KDTX-TV, virtual channel 58 (UHF digital channel 45), is a TBN owned-and-operated television station serving the DallasFort Worth Metroplex that is licensed to Dallas, Texas, United States. The station is owned by the Trinity Broadcasting Network. KDTX maintains studio facilities located in TBN's International Production Center on West Irving Boulevard (Highway 356, between it and Texas State Highway 183) in Irving, and its transmitter is located south of Belt Line Road in Cedar Hill.

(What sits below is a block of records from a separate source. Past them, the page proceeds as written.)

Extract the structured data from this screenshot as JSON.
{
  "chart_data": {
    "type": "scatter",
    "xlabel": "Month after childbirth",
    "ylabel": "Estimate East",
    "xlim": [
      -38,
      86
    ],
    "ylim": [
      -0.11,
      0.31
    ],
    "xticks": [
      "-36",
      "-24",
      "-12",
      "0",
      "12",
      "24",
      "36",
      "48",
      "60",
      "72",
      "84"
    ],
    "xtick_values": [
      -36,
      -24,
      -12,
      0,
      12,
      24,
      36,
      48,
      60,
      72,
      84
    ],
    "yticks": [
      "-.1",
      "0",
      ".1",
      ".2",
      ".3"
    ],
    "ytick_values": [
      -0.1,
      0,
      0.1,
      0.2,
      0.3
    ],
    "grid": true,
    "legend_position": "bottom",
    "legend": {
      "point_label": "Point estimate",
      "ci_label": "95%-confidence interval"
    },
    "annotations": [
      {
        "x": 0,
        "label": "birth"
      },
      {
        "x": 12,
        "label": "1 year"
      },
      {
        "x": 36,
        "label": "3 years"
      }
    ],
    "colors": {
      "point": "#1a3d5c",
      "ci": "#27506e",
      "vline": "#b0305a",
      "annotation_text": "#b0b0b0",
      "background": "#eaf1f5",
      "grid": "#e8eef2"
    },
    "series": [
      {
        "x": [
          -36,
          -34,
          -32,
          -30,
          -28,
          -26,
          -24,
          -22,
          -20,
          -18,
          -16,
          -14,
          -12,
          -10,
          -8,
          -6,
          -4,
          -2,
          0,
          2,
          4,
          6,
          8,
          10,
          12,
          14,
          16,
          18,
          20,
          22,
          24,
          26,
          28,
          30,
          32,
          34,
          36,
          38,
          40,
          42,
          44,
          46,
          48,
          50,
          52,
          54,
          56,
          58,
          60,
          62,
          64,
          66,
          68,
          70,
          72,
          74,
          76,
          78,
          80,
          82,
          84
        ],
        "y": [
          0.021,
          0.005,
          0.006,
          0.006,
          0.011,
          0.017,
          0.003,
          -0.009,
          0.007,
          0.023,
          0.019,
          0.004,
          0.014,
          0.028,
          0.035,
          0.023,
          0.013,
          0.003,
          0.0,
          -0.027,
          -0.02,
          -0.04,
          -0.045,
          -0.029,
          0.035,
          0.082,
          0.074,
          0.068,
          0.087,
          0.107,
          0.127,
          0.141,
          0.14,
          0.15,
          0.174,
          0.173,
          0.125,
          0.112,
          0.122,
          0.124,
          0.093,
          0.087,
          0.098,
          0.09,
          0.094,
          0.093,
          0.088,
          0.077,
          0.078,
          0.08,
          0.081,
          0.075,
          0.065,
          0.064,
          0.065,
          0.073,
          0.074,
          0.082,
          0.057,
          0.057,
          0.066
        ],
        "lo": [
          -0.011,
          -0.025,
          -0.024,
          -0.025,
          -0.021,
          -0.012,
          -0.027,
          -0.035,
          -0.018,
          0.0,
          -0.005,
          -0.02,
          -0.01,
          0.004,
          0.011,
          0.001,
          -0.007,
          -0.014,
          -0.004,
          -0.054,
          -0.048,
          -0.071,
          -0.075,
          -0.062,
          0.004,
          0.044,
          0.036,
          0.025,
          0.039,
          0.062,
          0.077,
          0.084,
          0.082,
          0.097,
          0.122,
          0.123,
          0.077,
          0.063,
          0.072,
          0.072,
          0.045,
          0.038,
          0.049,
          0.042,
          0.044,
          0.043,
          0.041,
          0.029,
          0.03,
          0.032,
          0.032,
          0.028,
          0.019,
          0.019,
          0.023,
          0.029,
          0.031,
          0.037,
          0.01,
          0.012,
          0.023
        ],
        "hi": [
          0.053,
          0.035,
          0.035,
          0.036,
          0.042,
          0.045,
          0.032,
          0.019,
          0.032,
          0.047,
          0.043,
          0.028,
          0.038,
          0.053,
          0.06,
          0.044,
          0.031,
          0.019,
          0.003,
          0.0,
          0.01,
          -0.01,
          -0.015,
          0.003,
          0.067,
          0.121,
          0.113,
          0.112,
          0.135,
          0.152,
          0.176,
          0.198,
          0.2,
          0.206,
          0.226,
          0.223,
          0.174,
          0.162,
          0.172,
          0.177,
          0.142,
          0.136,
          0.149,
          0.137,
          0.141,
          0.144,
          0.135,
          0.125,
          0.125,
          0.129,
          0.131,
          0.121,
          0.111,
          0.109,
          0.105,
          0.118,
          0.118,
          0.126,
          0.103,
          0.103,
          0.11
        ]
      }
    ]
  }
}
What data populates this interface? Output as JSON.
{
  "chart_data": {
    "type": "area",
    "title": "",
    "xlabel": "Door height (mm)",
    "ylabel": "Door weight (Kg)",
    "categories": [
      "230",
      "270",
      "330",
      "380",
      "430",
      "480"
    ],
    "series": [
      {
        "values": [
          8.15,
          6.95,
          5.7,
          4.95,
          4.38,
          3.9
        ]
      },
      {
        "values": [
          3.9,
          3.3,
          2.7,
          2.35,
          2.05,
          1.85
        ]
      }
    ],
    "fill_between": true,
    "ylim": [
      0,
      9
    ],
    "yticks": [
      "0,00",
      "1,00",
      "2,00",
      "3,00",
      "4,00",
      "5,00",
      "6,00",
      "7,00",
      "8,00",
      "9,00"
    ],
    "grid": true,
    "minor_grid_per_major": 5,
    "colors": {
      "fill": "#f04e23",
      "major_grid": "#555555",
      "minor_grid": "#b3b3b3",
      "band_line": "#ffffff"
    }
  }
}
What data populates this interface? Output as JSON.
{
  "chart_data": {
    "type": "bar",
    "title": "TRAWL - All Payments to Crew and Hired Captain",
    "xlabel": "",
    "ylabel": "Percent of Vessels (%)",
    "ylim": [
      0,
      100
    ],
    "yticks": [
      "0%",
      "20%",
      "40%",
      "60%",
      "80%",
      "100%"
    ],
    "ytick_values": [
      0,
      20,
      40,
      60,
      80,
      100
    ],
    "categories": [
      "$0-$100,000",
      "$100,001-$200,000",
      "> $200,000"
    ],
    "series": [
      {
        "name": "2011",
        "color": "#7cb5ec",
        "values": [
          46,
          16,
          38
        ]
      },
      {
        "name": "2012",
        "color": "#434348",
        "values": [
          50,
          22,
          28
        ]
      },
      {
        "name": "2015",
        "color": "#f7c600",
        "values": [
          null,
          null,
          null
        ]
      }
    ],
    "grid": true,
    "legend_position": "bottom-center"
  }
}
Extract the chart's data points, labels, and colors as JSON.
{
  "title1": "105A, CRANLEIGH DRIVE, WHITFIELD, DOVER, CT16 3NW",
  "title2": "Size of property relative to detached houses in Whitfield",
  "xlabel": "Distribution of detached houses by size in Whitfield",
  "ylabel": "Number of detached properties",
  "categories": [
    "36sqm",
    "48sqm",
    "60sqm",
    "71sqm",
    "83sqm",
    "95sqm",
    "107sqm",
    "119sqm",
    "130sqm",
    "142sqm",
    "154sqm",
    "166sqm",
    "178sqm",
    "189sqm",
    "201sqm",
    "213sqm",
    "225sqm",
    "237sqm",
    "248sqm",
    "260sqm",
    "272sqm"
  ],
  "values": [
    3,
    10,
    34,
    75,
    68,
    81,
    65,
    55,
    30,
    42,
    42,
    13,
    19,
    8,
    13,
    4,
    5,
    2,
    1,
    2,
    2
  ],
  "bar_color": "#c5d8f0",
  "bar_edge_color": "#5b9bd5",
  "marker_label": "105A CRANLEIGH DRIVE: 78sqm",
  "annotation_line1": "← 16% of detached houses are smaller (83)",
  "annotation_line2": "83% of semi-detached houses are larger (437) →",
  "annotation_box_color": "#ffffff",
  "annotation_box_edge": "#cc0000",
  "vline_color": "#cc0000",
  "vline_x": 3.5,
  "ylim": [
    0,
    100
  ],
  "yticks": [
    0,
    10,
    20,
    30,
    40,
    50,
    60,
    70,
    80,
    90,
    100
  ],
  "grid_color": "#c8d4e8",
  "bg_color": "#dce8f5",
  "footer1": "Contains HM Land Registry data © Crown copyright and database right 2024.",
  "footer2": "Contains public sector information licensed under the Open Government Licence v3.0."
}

The UHF channel 27 allocation in the Dallas-Fort Worth market was initially applied for broadcasting use by the Metroplex Broadcasting Company (owned by Adam Clayton Powell III (son of civil rights activist and congressman Adam Clayton Powell, Jr.) and former KDFW (channel 4) anchor/reporter Barbara Harrison) for a television station under the call letters KDIA (a Spanish translation for the word "day"). The station was founded on January 15, 1985, however it is not known if it ever signed on.

KDTX-TV first signed on the air on February 9, 1987 (the call letters had previously been used by a radio station on 102.9 FM, now KDMX); it was built and signed on by the Trinity Broadcasting Network. In recent years, KDTX has been considered TBN's second-most important television station (after its flagship station, KTBN-TV in Santa Ana, California), particularly as the Dallas-Fort Worth market has a large religious base. TBN has since moved several of its operations, including some production facilities, to the Metroplex.